Is it really possible in every situation for government to be morally neutral, even religiously neutral? No.
From Anthony Esolen (clip):
On the impossibility: consider the effects of a permission that radically alters the nature of the context in which the action is permitted. We might call this the Nude Beach Principle. Suppose that Surftown has one beautiful beach, where young and old, boys and girls, single people and whole families, have been used to relax, go swimming, and have picnics. Now suppose that a small group of nudists petitions the town council to allow for nude bathing. Their argument is simple—actually, it is no more than a fig leaf for the mere expression of desire. They say, “We want to do this, and we, tolerant as we are, do not wish to impose our standards on anyone else. No one will be required to bathe in the raw. Live and let live, that’s our motto.”
But you cannot have a Half-Nude Beach. A beach on which some people stroll without a stitch of clothing is a nude beach, period. A councilman cannot say, “I remain entirely neutral on whether clothing should be required on a beach,” because that is equivalent to saying that it is not opprobrious or not despicable to walk naked in front of other people, including children.

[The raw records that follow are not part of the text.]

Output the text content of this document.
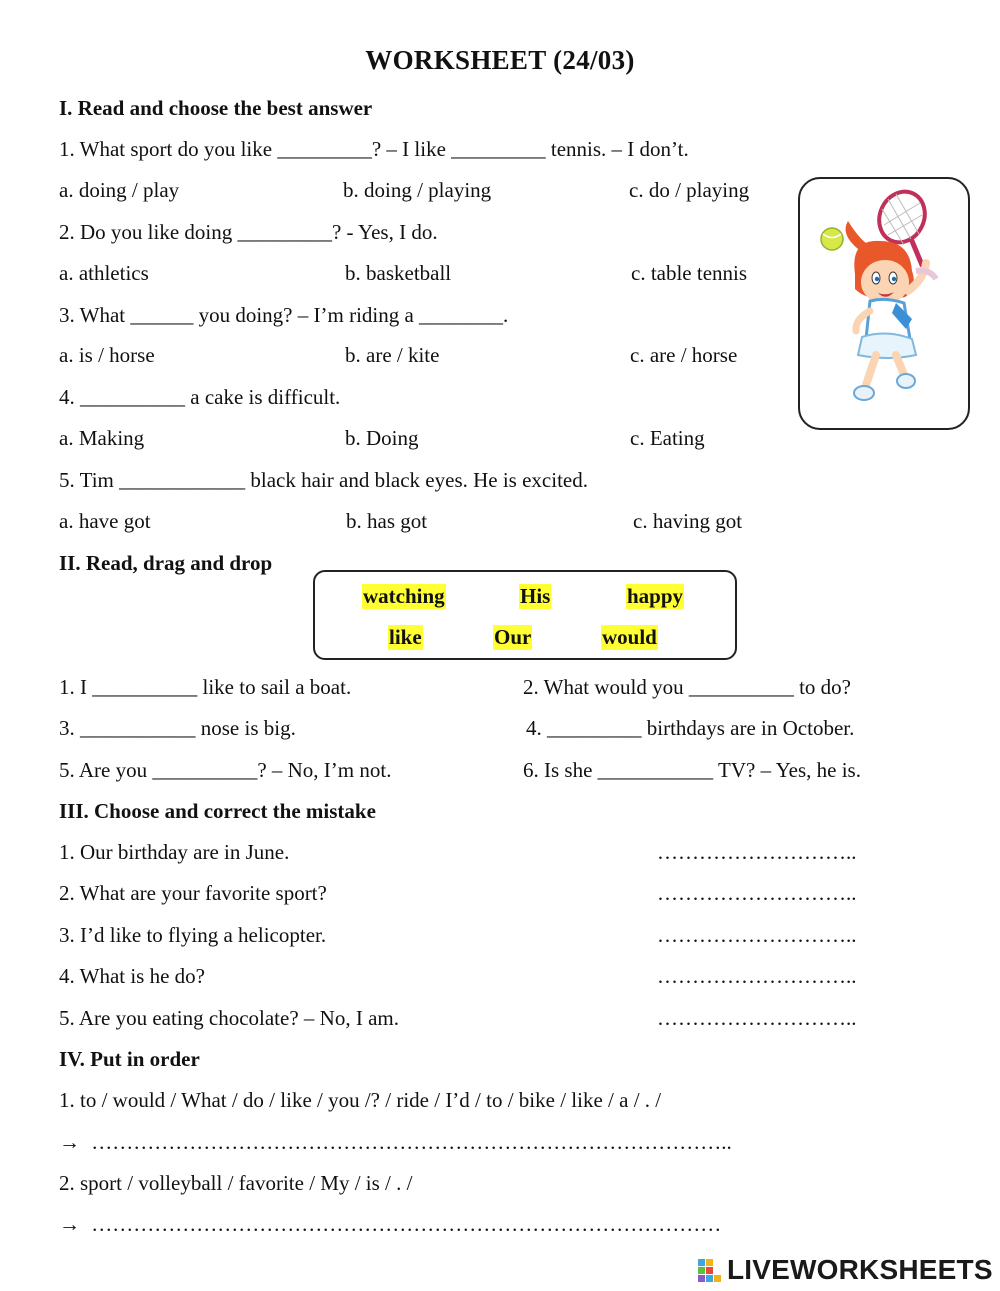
WORKSHEET (24/03)
I. Read and choose the best answer
1. What sport do you like _________? – I like _________ tennis. – I don’t.
a. doing / play	b. doing / playing	c. do / playing
2. Do you like doing _________? - Yes, I do.
a. athletics	b. basketball	c. table tennis
3. What ______ you doing? – I’m riding a ________.
a. is / horse	b. are / kite	c. are / horse
4. __________ a cake is difficult.
a. Making	b. Doing	c. Eating
5. Tim ____________ black hair and black eyes. He is excited.
a. have got	b. has got	c. having got
II. Read, drag and drop
watching	His	happy
like	Our	would
1. I __________ like to sail a boat.	2. What would you __________ to do?
3. ___________ nose is big.	4. _________ birthdays are in October.
5. Are you __________? – No, I’m not.	6. Is she ___________ TV? – Yes, he is.
III. Choose and correct the mistake
1. Our birthday are in June.	………………………..
2. What are your favorite sport?	………………………..
3. I’d like to flying a helicopter.	………………………..
4. What is he do?	………………………..
5. Are you eating chocolate? – No, I am.	………………………..
IV. Put in order
1. to / would / What / do / like / you /? / ride / I’d / to / bike / like / a / . /
→ ………………………………………………………………………………..
2. sport / volleyball / favorite / My / is / . /
→ ………………………………………………………………………………
LIVEWORKSHEETS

Two factors must be at work, for the Nude Beach Principle to apply. One is whether we can expect some people to act upon the permission. The other is an easily predictable harm that the permission so acted upon will bring to people who do not act upon it, or who, because of moral disapprobation, disgust, fear, or pain, would never act upon it. In Surftown, it means that ordinary people will have lost their beach. They will have lost it to theintolerance of the nude bathers, who, even if they were correct about the moral permissibility of their parading their wares, will not forbear with their more scrupulous neighbors. In this matter, to pretend not to choose is to choose.